On 1 May 2026, Janssen/Johnson & Johnson (J&J) announced that, on 15 April 2026, the FDA approved Stelara® (ustekinumab) for the treatment of children two years and older with moderately to severely active Crohn’s disease. Stelara® is now the only FDA-approved IL-12/23 antagonist and the first non-TNF biologic to treat adults and children with moderately to severely active Crohn’s disease.
The approval is based on data from the Phase 3 UNITI-Jr clinical study, a multi-centre interventional study to evaluate the efficacy, safety, and pharmacokinetics of Stelara® for the treatment of paediatric Crohn’s disease over 52 weeks.

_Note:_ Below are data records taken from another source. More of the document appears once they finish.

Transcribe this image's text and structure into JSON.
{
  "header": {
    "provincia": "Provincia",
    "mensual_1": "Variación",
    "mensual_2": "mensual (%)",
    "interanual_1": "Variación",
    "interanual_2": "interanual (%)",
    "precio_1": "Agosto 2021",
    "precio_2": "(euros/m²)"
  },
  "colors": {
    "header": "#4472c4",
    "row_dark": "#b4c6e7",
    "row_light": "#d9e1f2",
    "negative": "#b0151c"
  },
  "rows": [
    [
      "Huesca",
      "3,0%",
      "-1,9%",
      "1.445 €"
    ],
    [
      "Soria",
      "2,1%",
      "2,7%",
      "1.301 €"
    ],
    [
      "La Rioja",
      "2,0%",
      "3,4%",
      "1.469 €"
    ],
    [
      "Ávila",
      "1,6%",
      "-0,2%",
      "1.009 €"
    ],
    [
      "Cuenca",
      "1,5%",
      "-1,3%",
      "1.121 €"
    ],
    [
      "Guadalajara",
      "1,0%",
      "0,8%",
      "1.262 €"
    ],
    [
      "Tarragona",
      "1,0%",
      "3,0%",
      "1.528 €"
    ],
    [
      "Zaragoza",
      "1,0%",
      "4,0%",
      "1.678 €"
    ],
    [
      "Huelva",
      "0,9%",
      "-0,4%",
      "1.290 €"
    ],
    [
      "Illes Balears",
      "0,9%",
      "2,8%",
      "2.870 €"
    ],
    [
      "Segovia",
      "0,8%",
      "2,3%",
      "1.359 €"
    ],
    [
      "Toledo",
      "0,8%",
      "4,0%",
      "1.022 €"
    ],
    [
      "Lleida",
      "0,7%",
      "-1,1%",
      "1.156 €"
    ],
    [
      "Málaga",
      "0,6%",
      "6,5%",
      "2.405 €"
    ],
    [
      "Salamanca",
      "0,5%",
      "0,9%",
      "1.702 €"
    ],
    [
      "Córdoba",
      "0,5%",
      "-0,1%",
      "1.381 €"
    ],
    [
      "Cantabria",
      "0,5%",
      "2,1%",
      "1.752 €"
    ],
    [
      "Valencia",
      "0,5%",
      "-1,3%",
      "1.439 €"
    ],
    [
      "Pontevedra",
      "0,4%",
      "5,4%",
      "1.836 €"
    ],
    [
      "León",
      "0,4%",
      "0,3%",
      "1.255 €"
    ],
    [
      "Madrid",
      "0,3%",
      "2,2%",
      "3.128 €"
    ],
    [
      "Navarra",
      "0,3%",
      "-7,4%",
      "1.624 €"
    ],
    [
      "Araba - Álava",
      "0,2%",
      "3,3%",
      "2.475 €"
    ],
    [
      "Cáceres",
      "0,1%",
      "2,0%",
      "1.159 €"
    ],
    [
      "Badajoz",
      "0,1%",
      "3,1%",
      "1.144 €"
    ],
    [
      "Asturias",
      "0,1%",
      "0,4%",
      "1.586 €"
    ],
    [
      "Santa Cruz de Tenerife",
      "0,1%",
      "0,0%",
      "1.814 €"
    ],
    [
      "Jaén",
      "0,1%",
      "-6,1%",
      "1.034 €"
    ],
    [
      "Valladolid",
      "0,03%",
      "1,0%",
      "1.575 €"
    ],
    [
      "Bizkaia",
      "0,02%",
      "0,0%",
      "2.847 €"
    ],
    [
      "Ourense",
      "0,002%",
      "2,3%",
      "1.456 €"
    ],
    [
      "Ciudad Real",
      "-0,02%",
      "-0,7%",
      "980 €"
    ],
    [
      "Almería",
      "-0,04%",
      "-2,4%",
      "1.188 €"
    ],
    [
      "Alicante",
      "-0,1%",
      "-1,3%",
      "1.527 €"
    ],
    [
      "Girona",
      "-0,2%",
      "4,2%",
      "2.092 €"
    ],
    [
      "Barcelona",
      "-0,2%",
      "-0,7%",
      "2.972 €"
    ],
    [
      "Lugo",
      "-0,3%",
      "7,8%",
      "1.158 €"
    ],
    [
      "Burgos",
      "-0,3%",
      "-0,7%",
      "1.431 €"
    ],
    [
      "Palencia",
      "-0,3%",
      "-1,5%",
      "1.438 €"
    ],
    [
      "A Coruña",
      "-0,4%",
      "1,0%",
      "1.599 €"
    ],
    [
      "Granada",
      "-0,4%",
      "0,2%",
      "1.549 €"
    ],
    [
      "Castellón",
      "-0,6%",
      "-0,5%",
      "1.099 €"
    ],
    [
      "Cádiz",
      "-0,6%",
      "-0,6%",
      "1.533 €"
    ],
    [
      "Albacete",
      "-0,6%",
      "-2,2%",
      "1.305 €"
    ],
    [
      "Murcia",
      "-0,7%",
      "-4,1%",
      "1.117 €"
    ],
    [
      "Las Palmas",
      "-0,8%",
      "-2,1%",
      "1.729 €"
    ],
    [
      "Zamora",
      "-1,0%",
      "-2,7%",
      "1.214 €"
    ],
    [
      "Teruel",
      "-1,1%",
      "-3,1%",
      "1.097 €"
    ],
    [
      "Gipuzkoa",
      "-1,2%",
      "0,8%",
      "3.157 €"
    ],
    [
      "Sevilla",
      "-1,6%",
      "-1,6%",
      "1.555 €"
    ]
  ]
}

Stelara® is facing significant competition from biosimilars globally, including in the US, following settlement agreements with Amgen (which launched its biosimilar, Wezlana®, in the US in early January 2025 through Optum Health Solution’s private label subsidiary Nuvaila), Alvotech and Teva (Selarsdi® launched on 21 February 2025), Biocon (Yesintek™ launched on 24 February 2025), Samsung Bioepis’/Sandoz’s Pyzchiva® (February 2025), Celltrion (Steqeyma® launched March 2025) and Fresenius Kabi and Formycon (Otulfi® launched March 2025). Other ustekinumab biosimilars launched in the US include Dong A-ST/Accord’s Imuldosa® (August 2025) and Bio-Thera/Hikma’s Starjemza™ (November 2025).